De nombreuses images pariétales partagent une même curiosité : certaines parties des corps sont dessinées plusieurs fois, souvent à peine esquissées, quand d’autres parties sont parfaites. Certains y voyaient des repentirs ou des esquisses, d’autres des traces de vandalisme, mais d’autres, depuis fort longtemps, y voient des représentations de phases de mouvement. Walt Disney lui-même en parle comme de la préhistoire du cinéma d’animation dans ce documentaire  (vers 3’20 »). Georges Sifianos recense une longue liste d’auteurs ayant développé cette thèse dans son Esthétique du Cinéma d’animation.

La thèse d’Azéma n’est donc pas nouvelle, mais il la démontre de façon plutôt convaincante. Un bouquetin portugais est parfaitement explicite, et un cheval buvant, avec sa patte en avant quand la tête se baisse est particulièrement spectaculaire.

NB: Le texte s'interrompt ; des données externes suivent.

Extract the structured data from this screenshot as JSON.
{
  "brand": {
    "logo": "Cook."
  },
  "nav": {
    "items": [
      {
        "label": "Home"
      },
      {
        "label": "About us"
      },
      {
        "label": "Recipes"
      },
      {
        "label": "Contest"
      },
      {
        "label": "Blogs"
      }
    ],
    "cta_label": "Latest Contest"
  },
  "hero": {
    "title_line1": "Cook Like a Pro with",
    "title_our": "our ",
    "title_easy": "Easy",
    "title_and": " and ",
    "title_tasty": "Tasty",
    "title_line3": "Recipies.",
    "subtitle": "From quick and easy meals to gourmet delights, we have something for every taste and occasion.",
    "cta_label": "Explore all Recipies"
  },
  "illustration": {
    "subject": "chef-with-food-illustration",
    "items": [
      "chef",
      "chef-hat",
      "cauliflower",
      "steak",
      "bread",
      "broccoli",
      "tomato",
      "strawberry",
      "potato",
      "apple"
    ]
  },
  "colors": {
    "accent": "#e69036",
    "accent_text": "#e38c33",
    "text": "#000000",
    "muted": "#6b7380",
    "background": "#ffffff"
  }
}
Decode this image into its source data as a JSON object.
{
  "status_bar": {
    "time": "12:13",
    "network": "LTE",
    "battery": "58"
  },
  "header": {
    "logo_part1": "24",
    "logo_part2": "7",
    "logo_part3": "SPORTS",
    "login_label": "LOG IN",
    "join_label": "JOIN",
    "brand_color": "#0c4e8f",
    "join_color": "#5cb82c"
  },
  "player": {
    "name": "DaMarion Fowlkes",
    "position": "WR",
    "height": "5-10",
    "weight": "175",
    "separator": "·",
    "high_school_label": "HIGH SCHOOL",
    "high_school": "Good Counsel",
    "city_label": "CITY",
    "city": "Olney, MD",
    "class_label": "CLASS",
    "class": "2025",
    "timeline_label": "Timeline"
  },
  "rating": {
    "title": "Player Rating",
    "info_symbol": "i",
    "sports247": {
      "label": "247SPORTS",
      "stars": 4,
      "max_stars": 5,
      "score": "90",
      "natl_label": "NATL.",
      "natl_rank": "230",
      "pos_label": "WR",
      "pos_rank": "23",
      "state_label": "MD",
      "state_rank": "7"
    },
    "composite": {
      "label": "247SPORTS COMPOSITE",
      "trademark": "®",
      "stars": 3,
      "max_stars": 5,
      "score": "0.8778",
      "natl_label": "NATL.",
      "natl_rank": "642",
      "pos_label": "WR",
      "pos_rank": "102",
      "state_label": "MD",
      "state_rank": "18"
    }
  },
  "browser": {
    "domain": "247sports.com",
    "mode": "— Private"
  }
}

Mais eut on y voir là un prémisse du cinéma d’animation ? Azéma et Willoughby concluent que cela montre une envie d’animation, à défaut de la capacité technique. C’est à mon avis aller un peu vite. Que les peintres de Lascaux ou Chauvet aient eu envie de représenter le mouvement – dis autrement, de représenter des animaux vivants, plein d’actions – cela saute aux yeux. Le mérite d’Azéma est de révéler une façon particulière de le représenter, par superposition.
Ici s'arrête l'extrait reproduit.